The cocktail napkin math on +play was beautiful. Bundle every consumer subscription - Netflix, Disney+, Apple Music, Peloton, the works - into a single Verizon-branded entry point. Take a cut of every dollar. Reduce churn on the wireless line because the customer’s entertainment, fitness, and productivity now run through Verizon. Use Verizon’s 100M+ customer base as the distribution moat that no streaming startup could match.

It was, on paper, the kind of move that gets greenlit in a single board meeting. Strategic. Defensive. Margin-accretive. Distribution-leveraged. A platform play with network effects baked in. The whole thing was supposed to be worth billions.

It is, today, gone.

The strategy was right

Let me start by saying something that’s easy to forget when a product fails publicly: the strategy behind +play was actually correct. The thesis - that telecoms own a unique distribution channel into consumer entertainment, that aggregation creates value, that bundling reduces churn - was not the problem. Cable companies had been monetizing exactly this thesis for thirty years. Apple was simultaneously executing a version of it with Apple One. Amazon was executing a different version of it with Prime.

The market opportunity was real. The competitive moat existed. The financial logic was sound. The customer pain point - subscription fatigue, password sharing, ten different apps for ten different services - was acute and quantifiable. Every condition for a successful product launch was present.

The strategy didn’t fail. The strategy was right. What failed was everything that happens between the strategy deck and the customer’s thumb on the screen.

The execution was wrong

What actually shipped was an experience that took everything compelling about the thesis and made it confusing, inconvenient, and worse than what customers already had.

The signup flow required you to authenticate into +play, then re-authenticate into each underlying service. Whose login do you use? The +play one or the existing Netflix one? Customers didn’t know. Customer support didn’t know. The pages explaining it were three layers deep on the Verizon site.

The billing was worse. +play didn’t actually replace your existing subscriptions - it ran alongside them. So customers who didn’t carefully cancel their direct-to-streamer subscriptions ended up double-paying. The savings story collapsed the moment a customer noticed Netflix on both bills.

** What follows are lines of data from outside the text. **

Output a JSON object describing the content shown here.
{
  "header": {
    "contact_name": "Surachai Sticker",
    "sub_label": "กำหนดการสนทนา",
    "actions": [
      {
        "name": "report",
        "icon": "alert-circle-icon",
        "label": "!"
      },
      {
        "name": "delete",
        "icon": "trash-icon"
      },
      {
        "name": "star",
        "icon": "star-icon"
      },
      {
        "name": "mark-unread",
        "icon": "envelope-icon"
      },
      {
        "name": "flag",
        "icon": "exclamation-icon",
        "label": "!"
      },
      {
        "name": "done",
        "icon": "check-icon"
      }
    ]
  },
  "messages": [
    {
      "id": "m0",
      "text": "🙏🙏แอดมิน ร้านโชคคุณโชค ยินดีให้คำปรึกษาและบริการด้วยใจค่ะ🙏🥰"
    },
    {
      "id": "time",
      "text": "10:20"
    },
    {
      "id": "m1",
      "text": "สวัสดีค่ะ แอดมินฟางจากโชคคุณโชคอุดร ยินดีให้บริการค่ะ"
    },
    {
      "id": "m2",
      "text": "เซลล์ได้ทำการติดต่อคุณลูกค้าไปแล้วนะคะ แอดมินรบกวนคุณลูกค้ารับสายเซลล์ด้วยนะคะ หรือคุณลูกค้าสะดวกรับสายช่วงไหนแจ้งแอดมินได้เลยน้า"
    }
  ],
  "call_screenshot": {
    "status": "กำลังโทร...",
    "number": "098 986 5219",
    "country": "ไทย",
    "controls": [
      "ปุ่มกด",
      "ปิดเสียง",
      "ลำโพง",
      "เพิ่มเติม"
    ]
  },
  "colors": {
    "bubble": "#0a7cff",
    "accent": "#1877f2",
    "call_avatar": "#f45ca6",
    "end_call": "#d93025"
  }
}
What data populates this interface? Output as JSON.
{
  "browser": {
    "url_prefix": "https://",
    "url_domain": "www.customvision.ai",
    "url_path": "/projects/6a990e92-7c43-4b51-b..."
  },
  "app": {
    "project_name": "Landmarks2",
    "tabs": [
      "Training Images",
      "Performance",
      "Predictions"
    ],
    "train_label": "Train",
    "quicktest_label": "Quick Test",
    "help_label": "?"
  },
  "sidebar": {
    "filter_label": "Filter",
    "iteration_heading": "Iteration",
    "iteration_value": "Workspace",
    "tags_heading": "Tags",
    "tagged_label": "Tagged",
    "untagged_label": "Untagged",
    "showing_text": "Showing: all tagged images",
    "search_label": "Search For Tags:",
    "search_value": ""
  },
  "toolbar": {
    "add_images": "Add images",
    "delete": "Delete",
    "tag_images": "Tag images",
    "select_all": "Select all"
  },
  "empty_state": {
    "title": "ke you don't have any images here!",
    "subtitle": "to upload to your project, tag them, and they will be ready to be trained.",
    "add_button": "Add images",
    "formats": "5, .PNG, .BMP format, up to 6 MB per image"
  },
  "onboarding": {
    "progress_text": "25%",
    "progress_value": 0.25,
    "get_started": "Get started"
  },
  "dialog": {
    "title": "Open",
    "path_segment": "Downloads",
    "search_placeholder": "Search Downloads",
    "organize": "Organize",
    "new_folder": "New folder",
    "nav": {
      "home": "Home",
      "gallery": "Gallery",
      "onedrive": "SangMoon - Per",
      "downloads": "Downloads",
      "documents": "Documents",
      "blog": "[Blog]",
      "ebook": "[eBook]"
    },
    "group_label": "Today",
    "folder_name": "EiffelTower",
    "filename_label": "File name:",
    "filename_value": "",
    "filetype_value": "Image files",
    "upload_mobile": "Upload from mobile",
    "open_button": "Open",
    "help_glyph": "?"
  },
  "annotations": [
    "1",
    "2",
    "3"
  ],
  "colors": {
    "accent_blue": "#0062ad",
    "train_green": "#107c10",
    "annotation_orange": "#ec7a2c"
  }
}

The retention mechanics that were supposed to bundle people into the Verizon line never engaged. Because the experience was confusing, customers used it like a checkout discount - signed up, claimed the deal, then disengaged. The cross-product stickiness that the strategy depended on never materialized.

Where it actually broke

If you’d asked the +play team mid-build whether they had a billion-dollar product on their hands, every answer would have been yes. The deck was great. The pitches were great. The internal demos were great.

The breakdown happened in the handoffs that nobody owns:

  • Strategy to product. The strategic team owned the thesis. The product team owned the implementation. Neither owned the question of whether the thesis was implementable inside Verizon’s existing identity, billing, and channel constraints.
  • Product to channel. The product was built for a consumer who would discover it. The channel - Verizon stores, customer service, the wireless bill - was built for a consumer who needed it explained. Those are different products.
  • Channel to retention. The signup motion got engineered. The cancellation motion did not. So when something went wrong, customers exited cleanly - and then told their friends.

None of these failures are visible in a quarterly review. They’re only visible in the gap between what the strategy promised and what the customer experienced. And by the time that gap shows up in the numbers, it’s already too late to fix.

The lesson

Great strategy without great execution is not partial credit. It’s zero credit, with the additional cost of the time, money, and organizational momentum spent building the wrong thing.

The hardest part of being a strategy operator isn’t having the right thesis. The thesis is usually visible from a mile away once you spend enough time in the space. The hardest part is staying involved through the messy, unglamorous handoffs where the thesis gets translated into a thing a customer can touch - and recognizing, in real time, when the translation is going wrong.

+play didn’t fail because it was a bad bet. It failed because the people who knew it was a good bet weren’t in the rooms where the execution decisions got made.